… or how EPP helped me to stay sane.
Sometimes life throws difficult situations at you. Such as when you have just been told that your mother has incurable cancer, are still working that one out, and then get a text from your mum requesting you to drop everything and rush back home because she could only have days to live.
Everyone needs to work such things out for themselves. I’m only glad that, in a moment of inspiration, I added my latest EPP project – the top for a scrappy doggy blanket – to the pile of clothes I took with me. That’s because after just two days of just sitting next to my mum in the palliative care unit, I was just about ready to crawl up the walls.
It wasn’t the hospital. Or maybe it was – hospitals are weird places. But mostly the whole situation got to me. The waiting. The sometimes weird, sometimes touching, sometimes frustrating conversations. The sitting there while she drifted off.
I’d not really planned to take my EPP project to the hospital with me – it was mainly meant as distraction for the evenings. But when I took my project with me, things just fell into place. I was able to relax. I didn’t think I had to make conversation no matter what. I could allow the silences to stretch out. I was able to simply be there.
This little hexie top required virtually no thought. Everything was already basted & I just stitched it all together. Putting one stitch next to the other is wonderfully samey and meditative. You can do it without really concentrating.
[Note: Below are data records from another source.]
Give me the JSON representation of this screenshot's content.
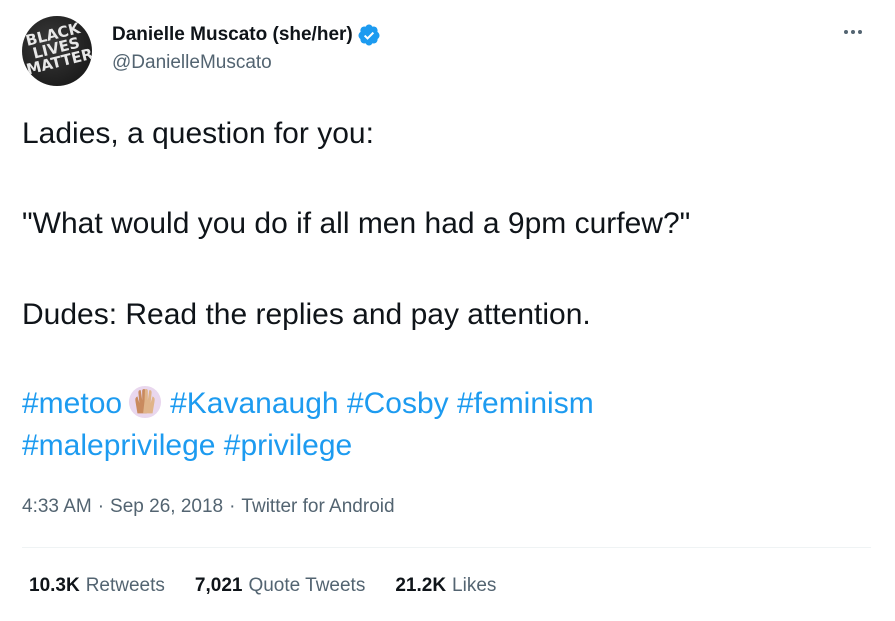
{
  "author": {
    "display_name": "Danielle Muscato (she/her)",
    "handle": "@DanielleMuscato",
    "verified": true,
    "avatar_text": [
      "BLACK",
      "LIVES",
      "MATTER"
    ]
  },
  "tweet": {
    "line1": "Ladies, a question for you:",
    "line2": "\"What would you do if all men had a 9pm curfew?\"",
    "line3": "Dudes: Read the replies and pay attention.",
    "hashtags": [
      "#metoo",
      "#Kavanaugh",
      "#Cosby",
      "#feminism",
      "#maleprivilege",
      "#privilege"
    ],
    "emoji": "raised-hands-emoji"
  },
  "meta": {
    "time": "4:33 AM",
    "date": "Sep 26, 2018",
    "source": "Twitter for Android",
    "separator": "·"
  },
  "stats": {
    "retweets_count": "10.3K",
    "retweets_label": "Retweets",
    "quotes_count": "7,021",
    "quotes_label": "Quote Tweets",
    "likes_count": "21.2K",
    "likes_label": "Likes"
  },
  "colors": {
    "link": "#1d9bf0",
    "muted": "#536471",
    "text": "#0f1419",
    "verified": "#1d9bf0"
  },
  "icons": {
    "verified": "verified-badge-icon",
    "more": "more-options-icon"
  }
}
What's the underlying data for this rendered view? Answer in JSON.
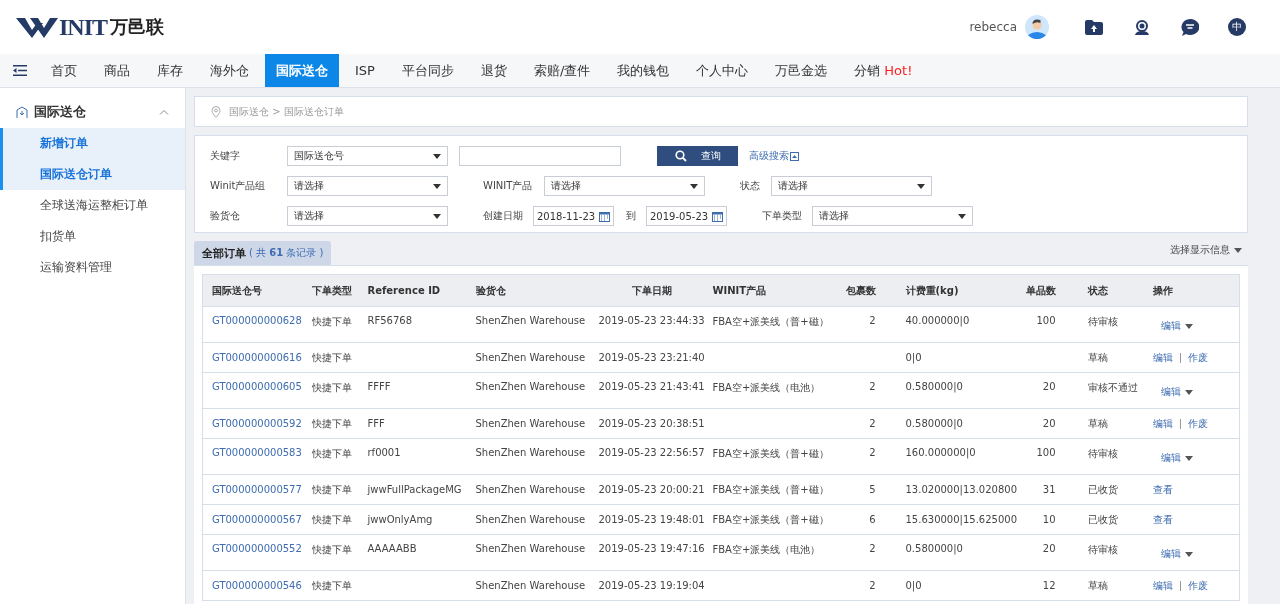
{
  "header": {
    "logo": {
      "text": "INIT",
      "subtitle": "万邑联"
    },
    "user": "rebecca",
    "language": "中"
  },
  "nav": {
    "items": [
      {
        "label": "首页",
        "selected": false
      },
      {
        "label": "商品",
        "selected": false
      },
      {
        "label": "库存",
        "selected": false
      },
      {
        "label": "海外仓",
        "selected": false
      },
      {
        "label": "国际送仓",
        "selected": true
      },
      {
        "label": "ISP",
        "selected": false
      },
      {
        "label": "平台同步",
        "selected": false
      },
      {
        "label": "退货",
        "selected": false
      },
      {
        "label": "索赔/查件",
        "selected": false
      },
      {
        "label": "我的钱包",
        "selected": false
      },
      {
        "label": "个人中心",
        "selected": false
      },
      {
        "label": "万邑金选",
        "selected": false
      },
      {
        "label": "分销",
        "selected": false,
        "badge": "Hot!"
      }
    ]
  },
  "sidebar": {
    "title": "国际送仓",
    "expanded": true,
    "items": [
      {
        "label": "新增订单",
        "selected": true
      },
      {
        "label": "国际送仓订单",
        "selected": true
      },
      {
        "label": "全球送海运整柜订单",
        "selected": false
      },
      {
        "label": "扣货单",
        "selected": false
      },
      {
        "label": "运输资料管理",
        "selected": false
      }
    ]
  },
  "breadcrumb": "国际送仓 > 国际送仓订单",
  "filters": [
    [
      {
        "kind": "select",
        "label": "关键字",
        "value": "国际送仓号"
      },
      {
        "kind": "input"
      },
      {
        "kind": "button",
        "label": "查询"
      },
      {
        "kind": "link",
        "label": "高级搜索"
      }
    ],
    [
      {
        "kind": "select",
        "label": "Winit产品组",
        "value": "请选择"
      },
      {
        "kind": "select",
        "label": "WINIT产品",
        "value": "请选择"
      },
      {
        "kind": "select",
        "label": "状态",
        "value": "请选择"
      }
    ],
    [
      {
        "kind": "select",
        "label": "验货仓",
        "value": "请选择"
      },
      {
        "kind": "daterange",
        "label": "创建日期",
        "from": "2018-11-23",
        "to_label": "到",
        "to": "2019-05-23"
      },
      {
        "kind": "select",
        "label": "下单类型",
        "value": "请选择"
      }
    ]
  ],
  "orders_tab": {
    "label": "全部订单",
    "count": "( 共 **61** 条记录 )",
    "display_options": "选择显示信息"
  },
  "table": {
    "columns": [
      "国际送仓号",
      "下单类型",
      "Reference ID",
      "验货仓",
      "下单日期",
      "WINIT产品",
      "包裹数",
      "计费重(kg)",
      "单品数",
      "状态",
      "操作"
    ],
    "rows": [
      {
        "id": "GT000000000628",
        "type": "快捷下单",
        "ref": "RF56768",
        "warehouse": "ShenZhen Warehouse",
        "date": "2019-05-23 23:44:33",
        "product": "FBA空+派美线（普+磁）",
        "packages": "2",
        "weight": "40.000000|0",
        "items": "100",
        "status": "待审核",
        "actions": [
          "编辑"
        ],
        "dropdown": true
      },
      {
        "id": "GT000000000616",
        "type": "快捷下单",
        "warehouse": "ShenZhen Warehouse",
        "date": "2019-05-23 23:21:40",
        "weight": "0|0",
        "status": "草稿",
        "actions": [
          "编辑",
          "作废"
        ],
        "dropdown": false
      },
      {
        "id": "GT000000000605",
        "type": "快捷下单",
        "ref": "FFFF",
        "warehouse": "ShenZhen Warehouse",
        "date": "2019-05-23 21:43:41",
        "product": "FBA空+派美线（电池）",
        "packages": "2",
        "weight": "0.580000|0",
        "items": "20",
        "status": "审核不通过",
        "actions": [
          "编辑"
        ],
        "dropdown": true
      },
      {
        "id": "GT000000000592",
        "type": "快捷下单",
        "ref": "FFF",
        "warehouse": "ShenZhen Warehouse",
        "date": "2019-05-23 20:38:51",
        "packages": "2",
        "weight": "0.580000|0",
        "items": "20",
        "status": "草稿",
        "actions": [
          "编辑",
          "作废"
        ],
        "dropdown": false
      },
      {
        "id": "GT000000000583",
        "type": "快捷下单",
        "ref": "rf0001",
        "warehouse": "ShenZhen Warehouse",
        "date": "2019-05-23 22:56:57",
        "product": "FBA空+派美线（普+磁）",
        "packages": "2",
        "weight": "160.000000|0",
        "items": "100",
        "status": "待审核",
        "actions": [
          "编辑"
        ],
        "dropdown": true
      },
      {
        "id": "GT000000000577",
        "type": "快捷下单",
        "ref": "jwwFullPackageMG",
        "warehouse": "ShenZhen Warehouse",
        "date": "2019-05-23 20:00:21",
        "product": "FBA空+派美线（普+磁）",
        "packages": "5",
        "weight": "13.020000|13.020800",
        "items": "31",
        "status": "已收货",
        "actions": [
          "查看"
        ],
        "dropdown": false
      },
      {
        "id": "GT000000000567",
        "type": "快捷下单",
        "ref": "jwwOnlyAmg",
        "warehouse": "ShenZhen Warehouse",
        "date": "2019-05-23 19:48:01",
        "product": "FBA空+派美线（普+磁）",
        "packages": "6",
        "weight": "15.630000|15.625000",
        "items": "10",
        "status": "已收货",
        "actions": [
          "查看"
        ],
        "dropdown": false
      },
      {
        "id": "GT000000000552",
        "type": "快捷下单",
        "ref": "AAAAABB",
        "warehouse": "ShenZhen Warehouse",
        "date": "2019-05-23 19:47:16",
        "product": "FBA空+派美线（电池）",
        "packages": "2",
        "weight": "0.580000|0",
        "items": "20",
        "status": "待审核",
        "actions": [
          "编辑"
        ],
        "dropdown": true
      },
      {
        "id": "GT000000000546",
        "type": "快捷下单",
        "warehouse": "ShenZhen Warehouse",
        "date": "2019-05-23 19:19:04",
        "packages": "2",
        "weight": "0|0",
        "items": "12",
        "status": "草稿",
        "actions": [
          "编辑",
          "作废"
        ],
        "dropdown": false
      }
    ]
  }
}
My mind, which was full of anxious crinkles, relaxed. And, obviously, I could simply put the piece aside when necessary. And it made for a bit of a conversation starter with my mum as well as with the hospital staff.
That’s the finished piece. It’s not great art, but I doubt that the dogs are going to judge me for it. Once finished, I’m planning to give the blanket to a local dog charity.
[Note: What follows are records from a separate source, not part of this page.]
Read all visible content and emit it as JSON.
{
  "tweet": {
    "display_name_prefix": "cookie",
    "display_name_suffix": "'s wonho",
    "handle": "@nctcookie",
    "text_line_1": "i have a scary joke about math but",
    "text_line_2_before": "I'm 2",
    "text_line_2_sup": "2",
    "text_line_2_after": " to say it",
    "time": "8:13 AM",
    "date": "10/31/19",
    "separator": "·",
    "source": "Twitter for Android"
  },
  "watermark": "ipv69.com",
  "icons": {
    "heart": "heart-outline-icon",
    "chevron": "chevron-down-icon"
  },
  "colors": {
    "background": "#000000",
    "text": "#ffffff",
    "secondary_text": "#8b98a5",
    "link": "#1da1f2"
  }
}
Unfortunately, this top didn’t take long to make. Luckily, there is a nice fabric shop in town and I was able to begin a new project. Something slightly more ambitious, but not greatly. I didn’t want to have to worry about whether my fabric was the right way up or count my way through a difficult pattern. I just wanted to take my time basting, piecing and sewing.
The pattern I chose is a simply star pattern made up of diamonds, hexagons and triangles. I know that other people like to use different methods to speed up the basting process. I don’t. I prefer to baste, mainly because I can’t quite believe that the glue doesn’t leave a residue, because I’ve always been messy when it comes to handling any sort of glue, and because I prefer to take my time over every step. I genuinely like basting as much as sewing.
Here’s me in the palliative care unit working on my first stars.
I also worked on my quilt at home, and so it quickly grew.
It was a relief and a new source of worry rolled into one when my mum came home for her final days. In the hospital there were capable and compassionate staff around, which could be summoned simply by pressing a button. At home, I was on my own. To be sure, the outpatient palliative care team was always on the other end of the phone line and they came over pretty quickly when I needed them. The nursing team took care of a good deal of other needs. And family members did come over whenever they could. But it’s a different sort of responsibility altogether – almost like caring for a newborn baby but in reverse. I had no experience of accompanying someone on their last journey. Some days it was challenging. Some days it was just fine.
And every day, I added new bits to my quilt top.
My mum finally died on 25 September. From those slow days of waiting for death, I’m suddenly thrown back into life, having to take care of a seemingly never-ending list of things that need to be done now before I can go home again. The quilt top is a major focus of these strange days, too, although I have rather less time to baste, piece and sew. And I look forward to finishing it back at home. This quilt will be for myself. It will be a kind of memory quilt – it’ll remind me of these strange, sad, funny, weird, totally out of the ordinary days when my mum was going on her last journey, and took me along for the ride.